LEARNING FRENCH
Learning French has been the most
challenging and difficult objective in my life, so far. The past two plus years have been a period of
frustration, disappointment, and an ever-present sense that it may be time just
to give up. There comes a time when the
millstone of discouragement hangs so heavy that there may be only one remaining
thread between perseverance and defeat and even that last gossamer cord seems
to be in the process of unraveling. The
thread that checked my surrender was simple, but very enduring; failure was not
an option. God had given me the
task. Without a working knowledge of
French I could not advance on the path He had set before me.
Saint
Paul set down God’s words when wrote, “…suffering produces endurance, and
endurance produces character, and character produces hope, and hope does not
put us to shame because God’s love has been poured into our hearts through the
Holy Spirit who has been given to us.”
Maybe there was more, much more than French that God wanted me to learn
before I made it to the mission field.
The days, weeks, months, and years of suffering through inscrutable
grammar, confounding syntax, and physically impossible pronunciation may also
have been the means to another end, or two.

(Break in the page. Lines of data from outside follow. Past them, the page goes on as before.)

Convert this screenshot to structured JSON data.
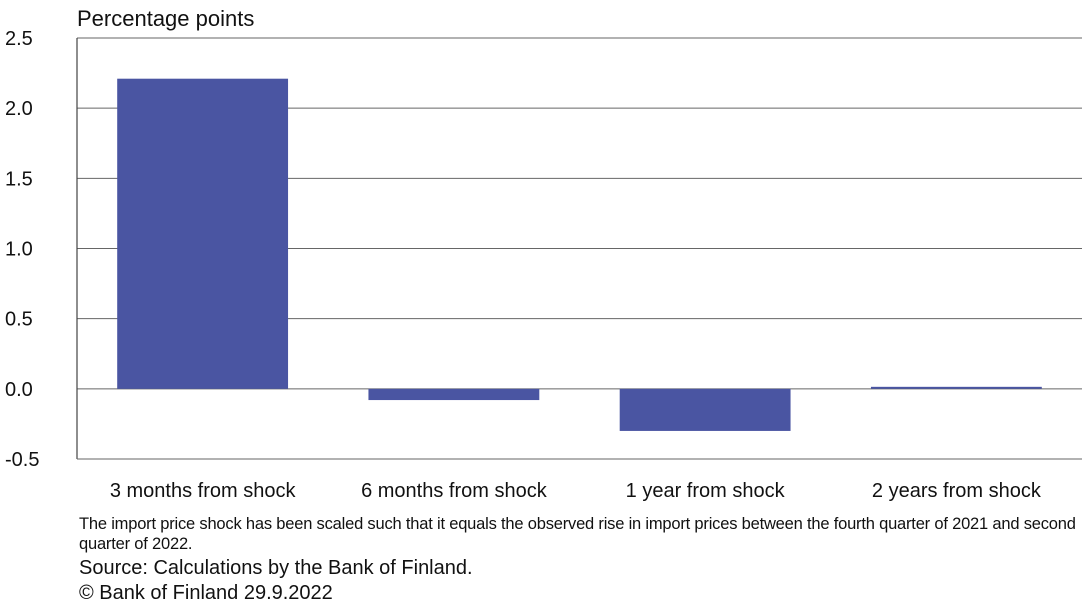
{
  "chart_data": {
    "type": "bar",
    "ylabel": "Percentage points",
    "categories": [
      "3 months from shock",
      "6 months from shock",
      "1 year from shock",
      "2 years from shock"
    ],
    "series": [
      {
        "values": [
          2.21,
          -0.08,
          -0.3,
          0.01
        ]
      }
    ],
    "ylim": [
      -0.5,
      2.5
    ],
    "yticks": [
      "2.5",
      "2.0",
      "1.5",
      "1.0",
      "0.5",
      "0.0",
      "-0.5"
    ],
    "grid": true,
    "bar_color": "#4a55a2"
  },
  "notes": {
    "scaling_note": "The import price shock has been scaled such that it equals the observed rise in import prices between the fourth quarter of 2021 and second quarter of 2022.",
    "source": "Source: Calculations by the Bank of Finland.",
    "copyright": "© Bank of Finland 29.9.2022"
  }
}
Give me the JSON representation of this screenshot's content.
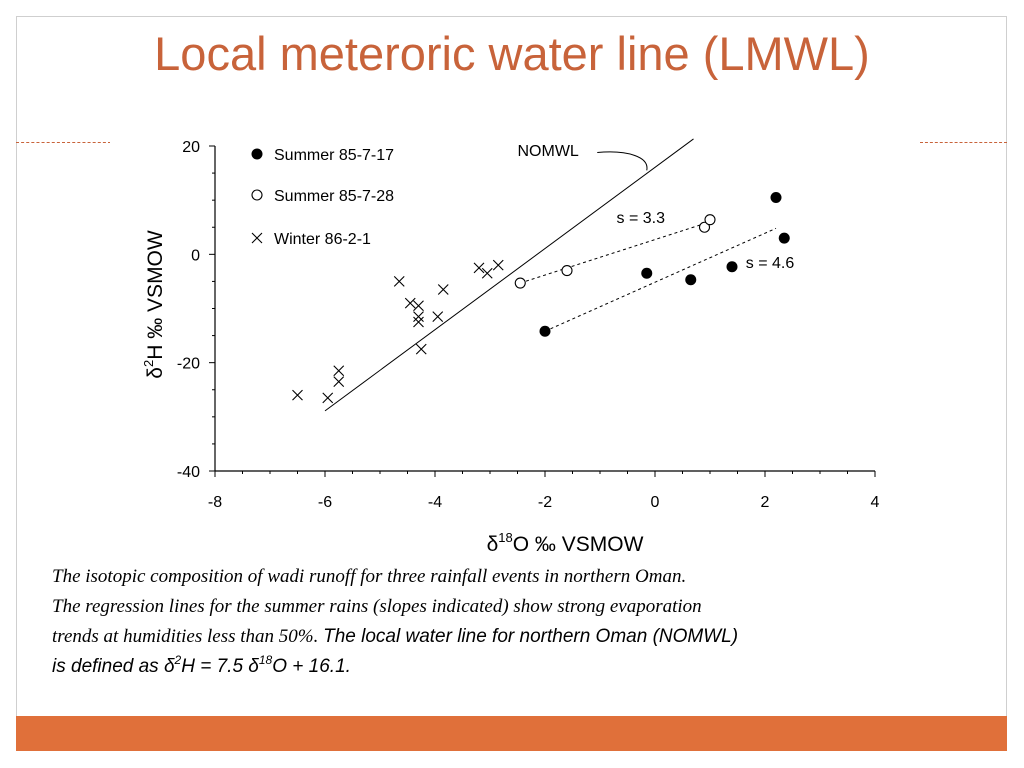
{
  "slide": {
    "title": "Local meteroric water line (LMWL)",
    "accent_color": "#c8633a",
    "bar_color": "#e0703a"
  },
  "caption": {
    "line1": "The isotopic composition of wadi runoff for three rainfall events in northern Oman.",
    "line2": "The regression lines for the summer rains (slopes indicated) show strong evaporation",
    "line3_serif": "trends at humidities less than 50%. ",
    "line3_sans": "The local water line for northern Oman (NOMWL)",
    "line4_a": "is defined as ",
    "delta": "δ",
    "sup2": "2",
    "line4_b": "H = 7.5 ",
    "sup18": "18",
    "line4_c": "O + 16.1."
  },
  "chart_data": {
    "type": "scatter",
    "xlabel": "δ18O ‰ VSMOW",
    "xlabel_parts": {
      "delta": "δ",
      "sup": "18",
      "rest": "O ‰ VSMOW"
    },
    "ylabel": "δ2H ‰ VSMOW",
    "ylabel_parts": {
      "delta": "δ",
      "sup": "2",
      "rest": "H ‰ VSMOW"
    },
    "xlim": [
      -8,
      4
    ],
    "ylim": [
      -40,
      20
    ],
    "xticks": [
      -8,
      -6,
      -4,
      -2,
      0,
      2,
      4
    ],
    "yticks": [
      -40,
      -20,
      0,
      20
    ],
    "grid": false,
    "legend_position": "top-left",
    "series": [
      {
        "name": "Summer 85-7-17",
        "marker": "filled-circle",
        "points": [
          [
            -2.0,
            -14.2
          ],
          [
            -0.15,
            -3.5
          ],
          [
            0.65,
            -4.7
          ],
          [
            1.4,
            -2.3
          ],
          [
            2.2,
            10.5
          ],
          [
            2.35,
            3.0
          ]
        ]
      },
      {
        "name": "Summer 85-7-28",
        "marker": "open-circle",
        "points": [
          [
            -2.45,
            -5.3
          ],
          [
            -1.6,
            -3.0
          ],
          [
            0.9,
            5.0
          ],
          [
            1.0,
            6.4
          ]
        ]
      },
      {
        "name": "Winter 86-2-1",
        "marker": "x",
        "points": [
          [
            -6.5,
            -26.0
          ],
          [
            -5.95,
            -26.5
          ],
          [
            -5.75,
            -23.5
          ],
          [
            -5.75,
            -21.5
          ],
          [
            -4.65,
            -5.0
          ],
          [
            -4.45,
            -9.0
          ],
          [
            -4.3,
            -9.5
          ],
          [
            -4.3,
            -11.5
          ],
          [
            -4.3,
            -12.5
          ],
          [
            -4.25,
            -17.5
          ],
          [
            -3.95,
            -11.5
          ],
          [
            -3.85,
            -6.5
          ],
          [
            -3.2,
            -2.5
          ],
          [
            -3.05,
            -3.5
          ],
          [
            -2.85,
            -2.0
          ]
        ]
      }
    ],
    "lines": [
      {
        "label": "NOMWL",
        "style": "solid",
        "from": [
          -6.0,
          -28.9
        ],
        "to": [
          0.7,
          21.3
        ]
      },
      {
        "label": "s = 3.3",
        "style": "dotted",
        "from": [
          -2.45,
          -5.3
        ],
        "to": [
          1.0,
          6.0
        ]
      },
      {
        "label": "s = 4.6",
        "style": "dotted",
        "from": [
          -2.0,
          -14.2
        ],
        "to": [
          2.2,
          4.8
        ]
      }
    ]
  }
}
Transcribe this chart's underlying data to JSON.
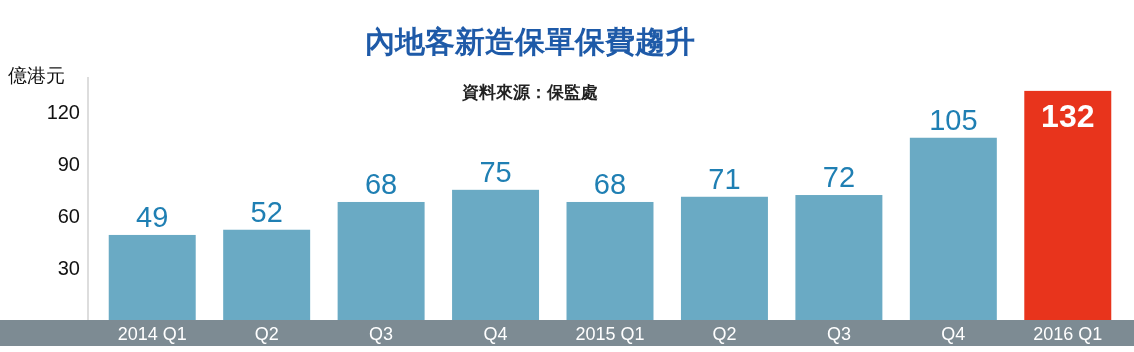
{
  "chart_data": {
    "type": "bar",
    "title": "內地客新造保單保費趨升",
    "subtitle": "資料來源：保監處",
    "ylabel": "億港元",
    "categories": [
      "2014 Q1",
      "Q2",
      "Q3",
      "Q4",
      "2015 Q1",
      "Q2",
      "Q3",
      "Q4",
      "2016 Q1"
    ],
    "values": [
      49,
      52,
      68,
      75,
      68,
      71,
      72,
      105,
      132
    ],
    "colors": [
      "#6aaac4",
      "#6aaac4",
      "#6aaac4",
      "#6aaac4",
      "#6aaac4",
      "#6aaac4",
      "#6aaac4",
      "#6aaac4",
      "#e8341c"
    ],
    "ylim": [
      0,
      140
    ],
    "yticks": [
      30,
      60,
      90,
      120
    ],
    "data_labels": true
  }
}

My experience with learning a new language
may be very similar to our waiting upon our peripatetic crate of supplies. The much-needed box filled with tools,
utensils, equipment, clothing and furnishings has been forever arriving, but
never really here. I have been forced to
repair everything including furniture, plumbing, electrical devices, laptops,
doors, and even our truck with little more than my Victorinox pocket tool and a
few simple hand tools and at times even a stone as a hammer..
I have had to improvise and make do with
what I had on hand. I had to learn to do much more than I thought I could with
much less than I thought that I needed.
I have had to learn to use what I have to the greatest possible
utility. It has been much like that with
my French language skills. My vocabulary
toolbox is still very light and relatively empty. Lacking the size and depth of vocabulary, I
have been forced to combine and arrange my poverty of words to express thoughts
and subjects that normally demand more a specific and specialized
vocabulary.
Much like using a tool for a purpose for
which it was not intended, an increased reliance on imagination rather than
competency has been a means to an end in both repairing things and expressing
myself in a still-foreign language. I
have learned that it is not so much the breadth of the tool collection or the
depth of one’s vocabulary, but how one
uses the resources at one’s disposal that determines how close we come to
reaching our objectives—fixing a toaster or successfully expressing an idea.
There is still the rub that this works in
but one direction when it comes to language.
I may devise linguistic work-arounds by using the few primary colors of
my limited vocabulary to mix more complex hues and shades, but this skill is of
little to no use when the flow in in the other direction.
I cannot comprehend words and terms that I
do not know. The time required to
extract meaning by contextualizing unknown words is too great when listening to
someone speaking. Words are lost in the
interim while searching mental registers for possible meanings to an
unrecognized word.
Comprehension is the other half of the
equation. There a few if any
work-arounds to simply understanding the spoken word if the word is
unknown. A limited vocabulary is more
constraining when receiving a message than when sending. So two lessons attended my comprehension:
first, endurance does indeed produce character (or some degree of language
skill) and second, while there may be work-arounds and interim solutions, they
are only transitional. In the end only
continued hard work and perseverance will accomplish the objective. So as suffering produces endurance and
endurance produces character and character produces hope, there is hope that
one day I will reach my objective to speak good French well and that I will
have learned a lesson or two in suffering through learning a new language.
In that day when I finally am able to speak
and understand French adequate to the task it will be much like the day when I
finally experience the joy of opening our wandering crate of tools designed for
the task and need not hobble about making do with a limited inventory of either
words or hand tools. When learning a
language or repairing something there are times when “good enough” isn’t.